This past Saturday, I was caught in the grips of childhood nostalgia, so I busted out my PlayStation 1 and my original copy of Final Fantasy VII. As a kid in late middle school/early high school, I logged 70+ hours playing through this heartbreaking, inspirational, absolute masterpiece of an RPG.
As a kid in middle school (when I had a lot more free time), this game was almost like a security blanket, a best friend, a make-believe world encoded in 1’s in 0’s where I could escape to, far away from the daily teenage angst, anxiety, and apprehension.
I spent so much time inside this alternate world that I completed nearly every single side quest. Ultimate and Ruby weapon? No problem. Omnislash? Done. Knights of the Round? Master level.
It probably goes without saying that Final Fantasy VII is my favorite RPG of all time ā and it feels absolutely awesome to be playing it again.
But as I sat on my couch a couple nights ago, sipping a seasonal Sam Adams Octoberfest while entertaining my old friends Cloud, Tifa, Barret, and the rest of the gang, it got me thinking: “Not only have video games evolved dramatically over the past 10 years, but the controllers have as well.”
Think about it. While it a bit gimmicky, the Wii Remote was a major paradigm shift in user/game interaction. Over on the PlayStation side, we had PlayStation Move, essentially a wand with both (1) an internal motion sensors, (2) and an external motion tracking component via a webcam hooked up to the PlayStation 3 itself. Of course, then there is the XBox Kinect (one of the largest modern day computer vision success stories, especially within the gaming area) that required no extra remote or wand ā using a stereo camera and a regression forest for pose classification, the Kinect allowed you to become the controller.
This week’s blog post is an extension to last week’s tutorial on ball tracking with OpenCV. We won’t be learning how to build the next generation, groundbreaking video game controller ā but I will show you how to track object movement in images, allowing you to determine the direction an object is moving:
Read on to learn more.
OpenCV Track Object Movement
Note: The code for this post is heavily based on last’s weeks tutorial on ball tracking with OpenCV, so because of this I’ll be shortening up a few code reviews. If you want more detail for a given code snippet, please refer to the original blog post on ball tracking.
Let’s go ahead and get started. Open up a new file, name it object_movement.py , and we’ll get to work:
# import the necessary packages
from collections import deque
from imutils.video import VideoStream
import numpy as np
import argparse
import cv2
import imutils
import time
# construct the argument parse and parse the arguments
ap = argparse.ArgumentParser()
ap.add_argument("-v", "--video",
help="path to the (optional) video file")

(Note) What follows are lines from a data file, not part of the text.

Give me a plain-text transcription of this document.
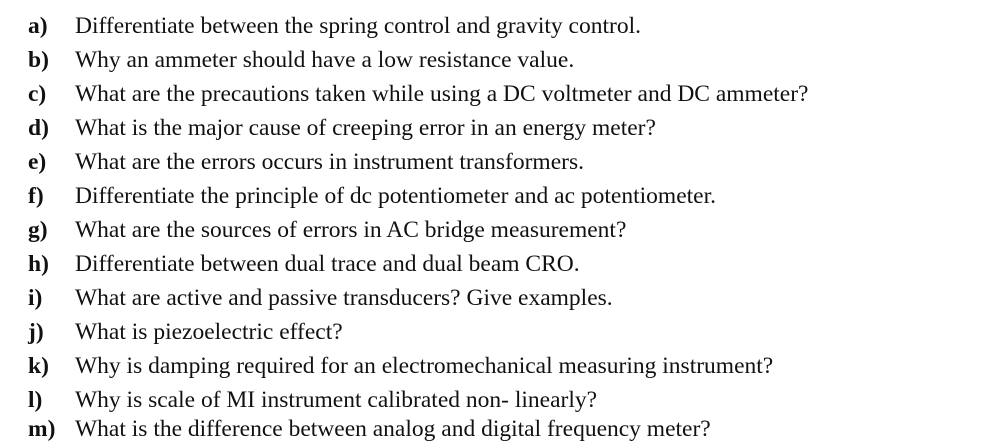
a)	Differentiate between the spring control and gravity control.
b)	Why an ammeter should have a low resistance value.
c)	What are the precautions taken while using a DC voltmeter and DC ammeter?
d)	What is the major cause of creeping error in an energy meter?
e)	What are the errors occurs in instrument transformers.
f)	Differentiate the principle of dc potentiometer and ac potentiometer.
g)	What are the sources of errors in AC bridge measurement?
h)	Differentiate between dual trace and dual beam CRO.
i)	What are active and passive transducers? Give examples.
j)	What is piezoelectric effect?
k)	Why is damping required for an electromechanical measuring instrument?
l)	Why is scale of MI instrument calibrated non- linearly?
m) What is the difference between analog and digital frequency meter?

ap.add_argument("-b", "--buffer", type=int, default=32,
help="max buffer size")
args = vars(ap.parse_args())
We start off by importing our necessary packages on Lines 2-8. We need Python’s built in deque datatype to efficiently store the past N points the object has been detected and tracked at. We’ll also need imutils, by collection of OpenCV and Python convenience functions. If you’re a follower of this blog, you likely already have this package installed. If you don’t have imutils installed/upgraded yet, let pip take care of the installation process:
$ pip install --upgrade imutils
Lines 11-16 handle parsing our two (optional) command line arguments. If you want to use a video file with this example script, just pass the path to the video file to the object_movement.py script using the --video switch. If the --video switch is omitted, your webcam will (attempted) to be used instead.
We also have a second command line argument, --buffer , which controls the maximum size of the deque of points. The larger the deque the more (x, y)-coordinates of the object are tracked, essentially giving you a larger “history” of where the object has been in the video stream. We’ll default the --buffer to be 32, indicating that we’ll maintain a buffer of (x, y)-coordinates of our object for only the previous 32 frames.
Now that we have our packages imported and our command line arguments parsed, let’s continue on:
# define the lower and upper boundaries of the "green"
# ball in the HSV color space
greenLower = (29, 86, 6)
greenUpper = (64, 255, 255)
# initialize the list of tracked points, the frame counter,
# and the coordinate deltas
pts = deque(maxlen=args["buffer"])
counter = 0
(dX, dY) = (0, 0)
direction = ""
# if a video path was not supplied, grab the reference
# to the webcam
if not args.get("video", False):
vs = VideoStream(src=0).start()
# otherwise, grab a reference to the video file
else:
vs = cv2.VideoCapture(args["video"])
# allow the camera or video file to warm up
time.sleep(2.0)
Lines 20 and 21 define the lower and upper boundaries of the color green in the HSV color space (since we will be tracking the location of a green ball in our video stream). Let’s also initialize our pts variable to be a deque with a maximum size of buffer (Line 25).
From there, Lines 25-28 initialize a few bookkeeping variables we’ll utilize to compute and display the actual direction the ball is moving in the video stream.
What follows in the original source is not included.